Promotional single by One Direction

from the album Four
- Released: 11 November 2014
- Recorded: 2014
- Length: 4:09
- Label: Syco; Columbia;
- Songwriters: Oliver Frank; Ed Sheeran;
- Producers: Sam Miller; Matt Rad; Steve Robson;

= 18 (One Direction song) =

"18" is a song by English-Irish boy band One Direction from their fourth studio album Four. The song was released on 17 November 2014 and was written by English singer Ed Sheeran and Oliver Frank. The song is certified gold in Australia and the United Kingdom.

==Background==
The song was written by English singer Ed Sheeran whilst in a hotel bathroom in Denmark, and was then sent to One Direction. Sheeran spoke about writing the song for the band in an interview, saying he wrote it in their perspectives. He also mentioned that it was the first record he wrote specifically for the band. Described as an acoustic, guitar-based track, it runs at 124 BPM and is in the key of F♯ Minor. The song was recorded at Enemy Dojo, The Mountains, Los Angeles.

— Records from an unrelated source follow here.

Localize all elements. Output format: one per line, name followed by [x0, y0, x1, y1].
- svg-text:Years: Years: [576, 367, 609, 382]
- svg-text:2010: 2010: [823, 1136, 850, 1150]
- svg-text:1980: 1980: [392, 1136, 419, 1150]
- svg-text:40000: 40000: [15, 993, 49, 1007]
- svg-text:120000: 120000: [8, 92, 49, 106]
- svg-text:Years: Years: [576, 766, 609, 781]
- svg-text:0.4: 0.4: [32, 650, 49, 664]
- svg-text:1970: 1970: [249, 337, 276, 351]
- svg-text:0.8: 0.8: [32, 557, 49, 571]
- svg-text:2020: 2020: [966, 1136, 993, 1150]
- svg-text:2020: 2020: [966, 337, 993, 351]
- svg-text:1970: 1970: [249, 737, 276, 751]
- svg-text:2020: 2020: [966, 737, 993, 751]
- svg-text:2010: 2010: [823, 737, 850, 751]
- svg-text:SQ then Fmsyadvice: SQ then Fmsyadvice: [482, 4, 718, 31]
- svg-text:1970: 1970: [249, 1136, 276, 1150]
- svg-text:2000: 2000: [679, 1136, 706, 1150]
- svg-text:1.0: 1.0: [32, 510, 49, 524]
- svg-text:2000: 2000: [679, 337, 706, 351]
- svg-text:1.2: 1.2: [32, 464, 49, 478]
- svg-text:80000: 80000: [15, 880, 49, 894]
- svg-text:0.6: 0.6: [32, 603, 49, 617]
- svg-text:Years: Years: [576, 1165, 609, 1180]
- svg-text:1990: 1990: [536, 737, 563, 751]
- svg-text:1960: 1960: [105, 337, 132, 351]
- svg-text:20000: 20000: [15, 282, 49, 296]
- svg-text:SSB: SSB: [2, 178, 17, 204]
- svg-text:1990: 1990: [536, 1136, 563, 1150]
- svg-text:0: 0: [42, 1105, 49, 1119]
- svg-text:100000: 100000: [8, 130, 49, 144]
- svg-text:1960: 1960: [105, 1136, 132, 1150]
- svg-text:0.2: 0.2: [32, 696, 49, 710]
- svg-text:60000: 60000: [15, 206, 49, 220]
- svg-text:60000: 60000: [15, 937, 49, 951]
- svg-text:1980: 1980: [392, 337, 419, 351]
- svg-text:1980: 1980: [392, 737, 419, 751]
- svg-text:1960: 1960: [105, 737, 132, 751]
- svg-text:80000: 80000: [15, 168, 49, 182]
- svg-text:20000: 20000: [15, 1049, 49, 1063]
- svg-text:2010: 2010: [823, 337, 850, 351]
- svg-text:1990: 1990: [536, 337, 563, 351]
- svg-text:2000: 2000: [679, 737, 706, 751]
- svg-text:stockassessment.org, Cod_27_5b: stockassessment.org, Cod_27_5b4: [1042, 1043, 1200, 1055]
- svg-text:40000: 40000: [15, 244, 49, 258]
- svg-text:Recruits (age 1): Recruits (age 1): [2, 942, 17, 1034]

As of 2014, "18" sold 4,922 copies in the UK and 38,610 copies in the US. Billboard called the song the album's best ballad.

==Personnel==
Credits for "18" adapted from Genius.

Musicians

One Direction
- Niall Horan – vocals
- Zayn Malik – vocals
- Liam Payne – vocals
- Harry Styles – vocals
- Louis Tomlinson – vocals

Additional musicians
- Oliver Frank – writing
- Luke Potashnick – guitar
- Matt Rad – drum programming, keyboard, producer
- Steve Robson – bass, producer
- Ed Sheeran – writing

Production
- Ian Dowling – engineering
- Șerban Ghenea – mixing
- John Hanes – mixing
- Sam Miller – engineering, producer

==Charts==

| Chart (2014) | Peak position |
|---|---|
| Austria (Ö3 Austria Top 40) | 60 |
| Canada Hot 100 (Billboard) | 84 |
| France (SNEP) | 82 |
| Ireland (IRMA) | 84 |
| Mexico Ingles Airplay (Billboard) | 41 |
| Scotland Singles (OCC) | 18 |
| Spain (Promusicae) | 38 |
| Sweden (Sverigetopplistan) | 46 |
| UK Singles (OCC) | 45 |
| US Billboard Hot 100 | 87 |

== Certifications ==

| Region | Certification | Certified units/sales |
| Australia (ARIA) | Gold | 35,000^{‡} |
| Denmark (IFPI Danmark) | Gold | 45,000^{‡} |
| Mexico (AMPROFON) | Platinum | 60,000^{‡} |
| New Zealand (RMNZ) | Platinum | 30,000^{‡} |
| Spain (Promusicae) | Gold | 30,000^{‡} |
| United Kingdom (BPI) | Gold | 400,000^{‡} |
^{‡} Sales+streaming figures based on certification alone.